Все это говорит о том значении, которое имела Вологда в экономике русского государства XVII века. Недаром в царских грамотах XVII века Север выделяется, как самый богатый край России.

III

Говоря, о Вологде XVII века, мы не можем не остановить внимание читатели на том высокий уровне, на котором стояло Вологодское искусство. Вологодские иконники, «изуграфы» приглашались для работы по росписи кремлевского Архангельского собора (указ 1660 г.) и Коломенского дворца (1670 г.). Среди них находился и вологжанин Григорий Агеев – автор иконы «Михаил Архангел». Такие изуграфы, как Автономов, Акинофиновы, Яков Тарасов, Иван Москвин писали для местных храмов, часто выезжали по вызовам Москвы.
Следует отметить, что Вологодские иконники в XVII веке пишут свои работы в то время, когда везде царила так называемая «фрязь» (позднейшая московская школа), сохраняя передаваемую из поколения в поколение привязанность к старой новгородской школе, хотя и внося в них элементы нового стиля.
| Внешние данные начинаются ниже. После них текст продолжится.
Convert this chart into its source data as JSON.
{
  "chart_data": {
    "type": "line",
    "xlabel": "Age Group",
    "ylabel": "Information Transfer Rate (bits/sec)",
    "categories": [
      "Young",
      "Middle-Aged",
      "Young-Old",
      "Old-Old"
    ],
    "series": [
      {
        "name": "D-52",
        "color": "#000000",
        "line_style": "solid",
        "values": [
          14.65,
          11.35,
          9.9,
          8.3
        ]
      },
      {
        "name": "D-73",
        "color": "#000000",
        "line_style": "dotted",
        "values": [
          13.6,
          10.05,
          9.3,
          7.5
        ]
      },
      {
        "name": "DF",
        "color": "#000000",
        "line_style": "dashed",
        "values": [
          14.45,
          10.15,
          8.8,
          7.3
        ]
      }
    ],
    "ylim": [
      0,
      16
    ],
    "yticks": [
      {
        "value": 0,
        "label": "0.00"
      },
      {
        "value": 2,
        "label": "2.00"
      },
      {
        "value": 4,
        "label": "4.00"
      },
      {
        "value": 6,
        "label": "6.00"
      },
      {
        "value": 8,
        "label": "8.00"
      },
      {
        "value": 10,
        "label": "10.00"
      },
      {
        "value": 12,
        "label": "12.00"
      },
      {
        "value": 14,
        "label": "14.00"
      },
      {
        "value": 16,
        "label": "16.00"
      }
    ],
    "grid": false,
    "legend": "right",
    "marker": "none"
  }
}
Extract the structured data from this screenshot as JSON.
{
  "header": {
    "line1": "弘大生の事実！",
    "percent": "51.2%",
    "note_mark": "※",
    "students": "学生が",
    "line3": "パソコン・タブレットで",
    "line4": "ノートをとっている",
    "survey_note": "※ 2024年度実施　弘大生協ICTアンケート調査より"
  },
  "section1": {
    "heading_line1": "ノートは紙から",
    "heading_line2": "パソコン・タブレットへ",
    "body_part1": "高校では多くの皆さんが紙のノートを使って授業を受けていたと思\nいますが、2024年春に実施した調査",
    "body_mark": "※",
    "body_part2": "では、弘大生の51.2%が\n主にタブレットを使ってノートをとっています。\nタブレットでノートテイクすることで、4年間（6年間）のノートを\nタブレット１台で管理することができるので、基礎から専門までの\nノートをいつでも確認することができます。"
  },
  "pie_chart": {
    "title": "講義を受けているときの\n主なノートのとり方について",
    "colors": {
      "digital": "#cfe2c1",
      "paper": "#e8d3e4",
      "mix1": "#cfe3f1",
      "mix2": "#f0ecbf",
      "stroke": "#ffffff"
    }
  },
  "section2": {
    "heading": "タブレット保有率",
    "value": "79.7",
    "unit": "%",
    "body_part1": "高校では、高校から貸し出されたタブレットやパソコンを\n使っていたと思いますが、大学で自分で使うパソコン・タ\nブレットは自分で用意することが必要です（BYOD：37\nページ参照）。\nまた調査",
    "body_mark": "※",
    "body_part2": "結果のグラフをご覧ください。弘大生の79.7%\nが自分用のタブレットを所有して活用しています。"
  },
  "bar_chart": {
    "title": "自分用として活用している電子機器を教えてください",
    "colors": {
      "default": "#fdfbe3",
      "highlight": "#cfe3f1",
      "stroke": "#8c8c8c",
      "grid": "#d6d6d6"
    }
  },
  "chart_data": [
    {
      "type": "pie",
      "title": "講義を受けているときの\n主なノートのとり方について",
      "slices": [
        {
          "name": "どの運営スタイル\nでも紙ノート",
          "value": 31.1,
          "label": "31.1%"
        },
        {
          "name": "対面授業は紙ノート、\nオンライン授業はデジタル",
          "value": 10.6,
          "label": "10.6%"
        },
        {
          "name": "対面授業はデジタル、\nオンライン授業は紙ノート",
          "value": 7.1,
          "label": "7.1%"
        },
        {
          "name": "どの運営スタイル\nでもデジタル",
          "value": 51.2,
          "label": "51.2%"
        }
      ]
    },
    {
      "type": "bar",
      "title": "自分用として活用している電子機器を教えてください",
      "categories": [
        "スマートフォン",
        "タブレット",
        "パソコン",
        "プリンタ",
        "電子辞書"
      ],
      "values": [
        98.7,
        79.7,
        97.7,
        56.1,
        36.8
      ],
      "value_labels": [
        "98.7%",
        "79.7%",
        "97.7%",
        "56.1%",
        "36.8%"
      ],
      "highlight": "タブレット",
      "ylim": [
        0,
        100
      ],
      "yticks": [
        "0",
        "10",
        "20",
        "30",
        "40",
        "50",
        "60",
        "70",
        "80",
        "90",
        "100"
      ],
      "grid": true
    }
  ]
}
В XVII веке (1686–88 гг.) ярославский живописец Д. Г. Плеханов расписывал фресками Вологодский кафедральный Софийский собор. Сюжеты, взятые из библии, интересны своим отображением бытовых особенностей XVII века. Замечательна по своей композиции фреска «Страшный суд». Интересны и пропорции фигур – удлиненные тела и маленькие головы. Вспомним, что великий русский художник М. Л. Врубель в своих фресковых работах (роспись Кирилловской церкви в Киеве) и ходил из того же принципа изображений фигур. Тона фресок Софийского собора производят приятное впечатление своими блеклыми голубыми и желтыми красками. Роспись местами была подновлена палешанами в пятидесятых годах XIX столетия.
Вологодские каменщики в XVII веке построили архитектурные памятники – Цареконстантиновскую церковь (ул. Папанинцев) – московского стиля с кокошниками и шатровой колокольней, избу судного приказа (в Вологодском архиерейском подворье – Кремле), каменные стены с башнями в Прилуках (Прилуцкий монастырь), уже упомянутые выше, кремлевские стены архиерейского подворья и др. 
Во времена Петра Первого Вологда потеряла свое значение как экономический, торговый и культурный центр севера.